Ross Lagerwall

**Name of the Vulnerable Software and Affected Versions** Linux (affected versions not specified) **Description** The issue is related to the Linux netback driver, which was modified to handle a frontend splitting a packet in a way that not all headers come in one piece. However, the introduced logic did not account for the extreme case of the entire packet being split into many pieces, yet still being smaller than the area that keeps all possible headers together. This unusual packet would trigger a buffer overrun in the driver. The `xenvif get requests()` function in the `drivers/net/xen-netback/netback.c` module is specifically mentioned as being related to the issue. **Recommendations** At the moment, there is no information about a newer version that contains a fix for this vulnerability.

**Name of the Vulnerable Software and Affected Versions** Xen versions through 4.13.x **Description** The issue is related to errors in return values of the GNTTABOP map grant component in the Xen hypervisor. Exploitation of this issue can allow an attacker to cause a denial of service. The problem arises from a bad error path in GNTTABOP map grant, where grant table operations are expected to return 0 for success and a negative number for errors, but misplaced brackets cause one error path to return 1 instead of a negative value. This condition is treated as success by the grant table code in Linux, leading to incorrectly initialized state. A buggy or malicious guest can construct its grant table to hit the incorrect error path when a backend domain tries to map a grant, resulting in a crash of a Linux-based dom0 or backend domain. **Recommendations** For Xen versions through 4.13.x, consider disabling the GNTTABOP map grant operation until a patch is available to prevent potential denial of service attacks. Restrict access to grant table operations to minimize the risk of exploitation. Avoid using the grant table in a way that could trigger the incorrect error path until the issue is resolved. At the moment, there is no information about a newer version that contains a fix for this vulnerability.
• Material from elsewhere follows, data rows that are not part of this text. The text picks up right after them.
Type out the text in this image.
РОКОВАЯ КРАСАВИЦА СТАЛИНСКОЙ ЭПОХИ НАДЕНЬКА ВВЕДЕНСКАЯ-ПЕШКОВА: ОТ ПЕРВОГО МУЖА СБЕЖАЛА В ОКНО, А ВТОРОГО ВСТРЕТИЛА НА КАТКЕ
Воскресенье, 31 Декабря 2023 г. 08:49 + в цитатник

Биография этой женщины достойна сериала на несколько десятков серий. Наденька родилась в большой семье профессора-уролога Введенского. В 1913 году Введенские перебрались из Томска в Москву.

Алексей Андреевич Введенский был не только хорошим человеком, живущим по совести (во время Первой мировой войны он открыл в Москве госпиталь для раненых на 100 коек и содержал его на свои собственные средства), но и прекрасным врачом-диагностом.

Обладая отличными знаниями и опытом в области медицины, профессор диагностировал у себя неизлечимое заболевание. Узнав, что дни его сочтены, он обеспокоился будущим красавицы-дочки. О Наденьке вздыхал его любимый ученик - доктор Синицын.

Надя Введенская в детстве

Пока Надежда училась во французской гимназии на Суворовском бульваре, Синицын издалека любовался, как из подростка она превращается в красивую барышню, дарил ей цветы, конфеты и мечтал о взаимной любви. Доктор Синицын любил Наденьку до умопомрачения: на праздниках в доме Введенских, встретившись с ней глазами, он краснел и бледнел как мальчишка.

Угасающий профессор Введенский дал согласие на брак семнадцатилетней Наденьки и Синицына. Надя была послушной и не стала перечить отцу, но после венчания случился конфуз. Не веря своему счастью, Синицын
**Name of the Vulnerable Software and Affected Versions** Quick Emulator (aka QEMU) (affected versions not specified) **Description** The issue allows local guest OS privileged users to cause a denial of service by leveraging incorrect region calculation when updating VGA display, potentially leading to out-of-bounds access and a QEMU process crash. It is related to the Cirrus CLGD 54xx VGA Emulator support. The vulnerability can be exploited to write data beyond a specified buffer, resulting in a denial of service. **Recommendations** At the moment, there is no information about a newer version that contains a fix for this vulnerability.

**Name of the Vulnerable Software and Affected Versions** WebKitGTK+ versions prior to 2.6.6 **Description** The issue allows remote attackers to view a secure HTTP request, including secure cookies, due to late TLS certificate verification. **Recommendations** For versions prior to 2.6.6, update to version 2.6.6 or later to resolve the issue. As a temporary workaround, consider restricting access to sensitive information transmitted over secure HTTP requests until the update is applied.